English Language Learners (ELL) and Disabilities
While apparent disabilities are usually easily recognized and accommodated among students whose first language is not English, adult basic education programs, contractors and partnering agencies should be aware that it is possible for a student whose first language is not English to have a non-apparent disability, such as learning, attention, brain injury, cognitive or mental health disability. It is critical for programs to ensure that students whose first language is not English have universal access to the same program activities and services as a student experiencing difficulty who is a speaker of English. This means that when viewed in entirety, all service delivery systems within the programs (e.g., point of contact, recruitment, enrollment, placement, instructor-supported identification of a disability, instructional procedures and methodologies, accommodation identification, etc.) are universally accessible by students whose first language is not English.

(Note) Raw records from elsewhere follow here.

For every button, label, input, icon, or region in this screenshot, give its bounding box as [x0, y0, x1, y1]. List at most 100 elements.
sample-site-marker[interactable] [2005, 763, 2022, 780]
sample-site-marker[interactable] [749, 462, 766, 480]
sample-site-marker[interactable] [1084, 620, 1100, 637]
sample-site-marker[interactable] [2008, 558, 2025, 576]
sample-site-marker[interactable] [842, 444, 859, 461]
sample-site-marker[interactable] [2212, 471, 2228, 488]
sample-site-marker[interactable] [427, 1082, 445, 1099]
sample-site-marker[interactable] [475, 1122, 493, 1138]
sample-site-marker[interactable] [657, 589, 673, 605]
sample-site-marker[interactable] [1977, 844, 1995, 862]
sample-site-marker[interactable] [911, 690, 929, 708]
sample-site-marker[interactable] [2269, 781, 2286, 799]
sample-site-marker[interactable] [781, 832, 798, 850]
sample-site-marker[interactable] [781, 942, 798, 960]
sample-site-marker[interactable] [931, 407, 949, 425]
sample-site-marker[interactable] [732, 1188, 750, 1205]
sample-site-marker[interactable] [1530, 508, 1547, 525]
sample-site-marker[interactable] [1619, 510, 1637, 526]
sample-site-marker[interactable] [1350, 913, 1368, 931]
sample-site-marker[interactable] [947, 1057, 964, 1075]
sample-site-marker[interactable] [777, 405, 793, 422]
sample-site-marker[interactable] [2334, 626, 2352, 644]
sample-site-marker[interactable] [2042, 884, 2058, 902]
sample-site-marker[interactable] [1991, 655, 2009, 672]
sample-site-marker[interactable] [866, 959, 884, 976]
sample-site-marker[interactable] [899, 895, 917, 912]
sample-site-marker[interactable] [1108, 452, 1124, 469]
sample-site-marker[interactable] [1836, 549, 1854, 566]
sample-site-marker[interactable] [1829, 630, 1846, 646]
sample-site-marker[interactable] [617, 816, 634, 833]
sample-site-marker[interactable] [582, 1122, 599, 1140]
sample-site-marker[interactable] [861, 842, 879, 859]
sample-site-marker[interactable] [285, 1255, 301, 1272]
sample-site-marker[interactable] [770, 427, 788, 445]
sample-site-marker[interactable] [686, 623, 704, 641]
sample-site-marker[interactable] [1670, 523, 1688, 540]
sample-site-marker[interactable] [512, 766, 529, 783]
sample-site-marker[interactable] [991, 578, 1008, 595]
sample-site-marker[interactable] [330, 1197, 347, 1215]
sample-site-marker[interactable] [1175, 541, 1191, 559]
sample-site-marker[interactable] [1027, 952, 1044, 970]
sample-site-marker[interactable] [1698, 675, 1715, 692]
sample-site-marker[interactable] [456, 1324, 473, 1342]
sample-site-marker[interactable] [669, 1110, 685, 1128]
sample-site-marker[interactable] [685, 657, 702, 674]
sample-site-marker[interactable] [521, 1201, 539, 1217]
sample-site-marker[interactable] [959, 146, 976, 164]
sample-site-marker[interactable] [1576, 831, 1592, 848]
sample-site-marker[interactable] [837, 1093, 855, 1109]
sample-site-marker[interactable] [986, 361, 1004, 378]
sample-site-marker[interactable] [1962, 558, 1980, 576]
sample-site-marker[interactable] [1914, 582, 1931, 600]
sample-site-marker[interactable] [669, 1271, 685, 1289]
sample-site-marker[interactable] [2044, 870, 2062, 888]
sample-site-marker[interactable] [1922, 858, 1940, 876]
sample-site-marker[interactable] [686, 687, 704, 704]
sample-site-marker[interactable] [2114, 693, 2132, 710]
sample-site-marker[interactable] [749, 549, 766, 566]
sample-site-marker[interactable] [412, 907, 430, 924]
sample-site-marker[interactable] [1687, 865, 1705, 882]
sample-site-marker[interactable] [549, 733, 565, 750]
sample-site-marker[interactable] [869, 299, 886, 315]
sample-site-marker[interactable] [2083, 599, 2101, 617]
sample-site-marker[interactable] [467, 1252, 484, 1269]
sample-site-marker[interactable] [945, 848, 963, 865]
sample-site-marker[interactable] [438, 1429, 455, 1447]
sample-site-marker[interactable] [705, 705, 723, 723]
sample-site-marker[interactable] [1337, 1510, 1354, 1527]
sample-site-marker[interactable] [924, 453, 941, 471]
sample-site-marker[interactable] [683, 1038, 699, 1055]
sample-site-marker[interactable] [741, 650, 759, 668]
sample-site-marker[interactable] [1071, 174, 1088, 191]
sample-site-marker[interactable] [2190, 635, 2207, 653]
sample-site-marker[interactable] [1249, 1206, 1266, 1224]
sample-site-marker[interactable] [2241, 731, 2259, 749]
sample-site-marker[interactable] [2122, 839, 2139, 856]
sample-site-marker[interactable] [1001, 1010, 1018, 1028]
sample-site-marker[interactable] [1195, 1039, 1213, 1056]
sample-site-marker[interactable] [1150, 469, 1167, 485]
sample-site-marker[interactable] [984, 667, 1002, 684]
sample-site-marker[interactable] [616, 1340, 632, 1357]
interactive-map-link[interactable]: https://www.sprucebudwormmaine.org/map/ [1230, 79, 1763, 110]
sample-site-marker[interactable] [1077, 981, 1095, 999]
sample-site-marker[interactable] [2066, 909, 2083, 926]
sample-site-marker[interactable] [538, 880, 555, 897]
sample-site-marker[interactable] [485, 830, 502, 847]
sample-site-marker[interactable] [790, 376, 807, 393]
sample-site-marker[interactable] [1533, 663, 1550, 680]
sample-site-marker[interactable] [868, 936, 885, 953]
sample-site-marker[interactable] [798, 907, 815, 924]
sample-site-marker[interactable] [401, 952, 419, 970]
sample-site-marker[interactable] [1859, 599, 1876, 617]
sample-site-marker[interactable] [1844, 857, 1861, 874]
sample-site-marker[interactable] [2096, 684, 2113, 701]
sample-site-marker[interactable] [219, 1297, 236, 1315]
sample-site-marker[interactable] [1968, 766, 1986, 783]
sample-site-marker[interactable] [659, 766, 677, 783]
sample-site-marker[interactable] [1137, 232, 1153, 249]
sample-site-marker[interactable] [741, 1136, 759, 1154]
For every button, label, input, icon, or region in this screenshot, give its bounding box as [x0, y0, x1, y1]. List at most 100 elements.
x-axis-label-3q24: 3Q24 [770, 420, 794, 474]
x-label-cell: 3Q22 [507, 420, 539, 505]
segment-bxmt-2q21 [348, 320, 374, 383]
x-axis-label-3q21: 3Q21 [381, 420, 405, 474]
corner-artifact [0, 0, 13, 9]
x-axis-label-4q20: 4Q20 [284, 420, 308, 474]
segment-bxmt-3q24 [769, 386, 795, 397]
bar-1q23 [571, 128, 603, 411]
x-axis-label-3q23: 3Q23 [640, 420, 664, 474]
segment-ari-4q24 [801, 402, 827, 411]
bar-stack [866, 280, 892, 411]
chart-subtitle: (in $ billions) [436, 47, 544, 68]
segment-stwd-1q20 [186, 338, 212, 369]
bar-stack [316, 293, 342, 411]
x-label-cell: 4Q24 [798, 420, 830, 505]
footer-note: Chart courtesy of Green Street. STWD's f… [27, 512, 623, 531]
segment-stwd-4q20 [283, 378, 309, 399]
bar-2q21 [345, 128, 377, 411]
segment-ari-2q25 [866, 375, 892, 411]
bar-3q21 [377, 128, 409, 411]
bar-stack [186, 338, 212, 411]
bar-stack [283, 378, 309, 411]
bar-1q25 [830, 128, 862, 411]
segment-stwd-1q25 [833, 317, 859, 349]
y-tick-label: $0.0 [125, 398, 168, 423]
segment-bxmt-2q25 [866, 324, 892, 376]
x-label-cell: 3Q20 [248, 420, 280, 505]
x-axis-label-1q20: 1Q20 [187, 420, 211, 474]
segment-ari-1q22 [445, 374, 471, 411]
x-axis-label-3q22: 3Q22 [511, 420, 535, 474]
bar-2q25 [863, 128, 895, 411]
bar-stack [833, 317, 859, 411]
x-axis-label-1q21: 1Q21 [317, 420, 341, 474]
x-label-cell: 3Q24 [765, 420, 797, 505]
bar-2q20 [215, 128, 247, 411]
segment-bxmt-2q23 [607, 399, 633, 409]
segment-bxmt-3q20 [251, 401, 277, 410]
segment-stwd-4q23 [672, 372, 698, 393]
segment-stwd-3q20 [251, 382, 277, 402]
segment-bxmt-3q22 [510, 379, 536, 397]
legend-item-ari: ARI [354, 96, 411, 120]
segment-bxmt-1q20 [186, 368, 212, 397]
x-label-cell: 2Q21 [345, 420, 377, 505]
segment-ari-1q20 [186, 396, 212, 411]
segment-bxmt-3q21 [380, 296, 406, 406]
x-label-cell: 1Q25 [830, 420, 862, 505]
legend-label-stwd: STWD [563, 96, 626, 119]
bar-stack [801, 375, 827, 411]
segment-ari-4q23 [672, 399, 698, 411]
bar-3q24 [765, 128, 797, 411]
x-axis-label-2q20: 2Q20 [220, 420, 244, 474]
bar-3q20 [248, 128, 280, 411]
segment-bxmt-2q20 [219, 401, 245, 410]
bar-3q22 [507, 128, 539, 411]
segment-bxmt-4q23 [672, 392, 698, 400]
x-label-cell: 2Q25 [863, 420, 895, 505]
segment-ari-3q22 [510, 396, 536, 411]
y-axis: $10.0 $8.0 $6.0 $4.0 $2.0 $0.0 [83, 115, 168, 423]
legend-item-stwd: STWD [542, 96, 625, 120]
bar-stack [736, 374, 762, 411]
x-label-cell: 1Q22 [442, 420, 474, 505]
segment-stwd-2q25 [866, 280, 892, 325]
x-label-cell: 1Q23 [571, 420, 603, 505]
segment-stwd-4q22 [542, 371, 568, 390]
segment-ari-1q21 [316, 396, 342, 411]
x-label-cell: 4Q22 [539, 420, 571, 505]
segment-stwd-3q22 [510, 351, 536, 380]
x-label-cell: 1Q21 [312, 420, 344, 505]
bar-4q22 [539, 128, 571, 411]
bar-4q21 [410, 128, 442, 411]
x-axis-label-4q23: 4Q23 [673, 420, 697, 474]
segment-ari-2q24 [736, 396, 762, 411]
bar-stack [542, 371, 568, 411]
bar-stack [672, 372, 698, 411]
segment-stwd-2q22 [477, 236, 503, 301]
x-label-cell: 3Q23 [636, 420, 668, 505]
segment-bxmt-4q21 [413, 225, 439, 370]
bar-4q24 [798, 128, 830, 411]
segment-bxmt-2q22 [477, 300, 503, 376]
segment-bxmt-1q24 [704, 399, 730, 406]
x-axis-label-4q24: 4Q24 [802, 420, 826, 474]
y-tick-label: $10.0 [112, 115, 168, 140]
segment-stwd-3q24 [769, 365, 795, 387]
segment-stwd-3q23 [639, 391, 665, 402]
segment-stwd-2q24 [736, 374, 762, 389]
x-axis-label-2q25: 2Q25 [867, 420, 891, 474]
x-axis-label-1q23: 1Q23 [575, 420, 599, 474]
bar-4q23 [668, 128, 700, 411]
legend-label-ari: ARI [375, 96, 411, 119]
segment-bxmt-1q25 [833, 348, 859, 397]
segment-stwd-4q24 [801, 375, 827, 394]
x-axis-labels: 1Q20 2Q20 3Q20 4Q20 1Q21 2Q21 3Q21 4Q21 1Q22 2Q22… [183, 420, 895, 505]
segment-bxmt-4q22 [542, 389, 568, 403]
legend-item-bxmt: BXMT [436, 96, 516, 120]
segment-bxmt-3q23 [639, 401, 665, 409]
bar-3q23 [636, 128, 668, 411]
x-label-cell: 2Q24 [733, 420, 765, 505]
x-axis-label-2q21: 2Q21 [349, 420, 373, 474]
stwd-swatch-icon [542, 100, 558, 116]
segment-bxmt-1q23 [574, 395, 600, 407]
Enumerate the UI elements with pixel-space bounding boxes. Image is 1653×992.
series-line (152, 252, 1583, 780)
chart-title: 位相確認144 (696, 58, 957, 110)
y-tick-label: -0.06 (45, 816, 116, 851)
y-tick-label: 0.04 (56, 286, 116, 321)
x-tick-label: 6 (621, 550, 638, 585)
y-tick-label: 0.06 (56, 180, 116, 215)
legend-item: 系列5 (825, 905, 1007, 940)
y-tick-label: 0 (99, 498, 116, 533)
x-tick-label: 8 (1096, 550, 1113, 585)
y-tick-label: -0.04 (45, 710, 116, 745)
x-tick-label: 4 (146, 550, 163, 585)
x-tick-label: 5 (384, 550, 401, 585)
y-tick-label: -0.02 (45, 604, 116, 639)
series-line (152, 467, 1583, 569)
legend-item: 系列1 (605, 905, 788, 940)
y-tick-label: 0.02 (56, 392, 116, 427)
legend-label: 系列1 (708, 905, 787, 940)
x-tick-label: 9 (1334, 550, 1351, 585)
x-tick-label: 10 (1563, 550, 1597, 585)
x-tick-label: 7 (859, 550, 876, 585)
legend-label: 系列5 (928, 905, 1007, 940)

Programs should explore the student’s educational background, using care and thought to the types of questions asked, as sometimes questions can be culturally inappropriate. Additionally, the term “disability” may be negatively perceived in translation. When a student whose first language is not English is experiencing difficulty learning English and showing little or no academic gain, programs should consider doing the following:
- Gain knowledge about background and history (nutrition and medical needs)
- Find out the student’s prior learning experiences and whether problems acquiring or using the native language were present
- Find out if the problem has persisted over time
- Evaluate the previous and current instruction
- Ask enough questions to determine whether there are true patterns of significant strengths and weaknesses
- Determine whether the difficulty is preventing success and severe enough to warrant further evaluation
Programs should exercise caution when referring a student whose first language is not English for a formal testing evaluation. The most accurate assessment of a non-native speaker of English is usually done by a bilingual evaluator who speaks that language or medical provider and translator.
If a formal diagnosis or testing is not perceived to be needed or desired by the student, then informal assessments that focus on learning styles and characteristics should be used. Instructional procedures and methodologies should be based on a solid understanding of the student’s background, predominate learning styles and learning characteristics that promote the most success.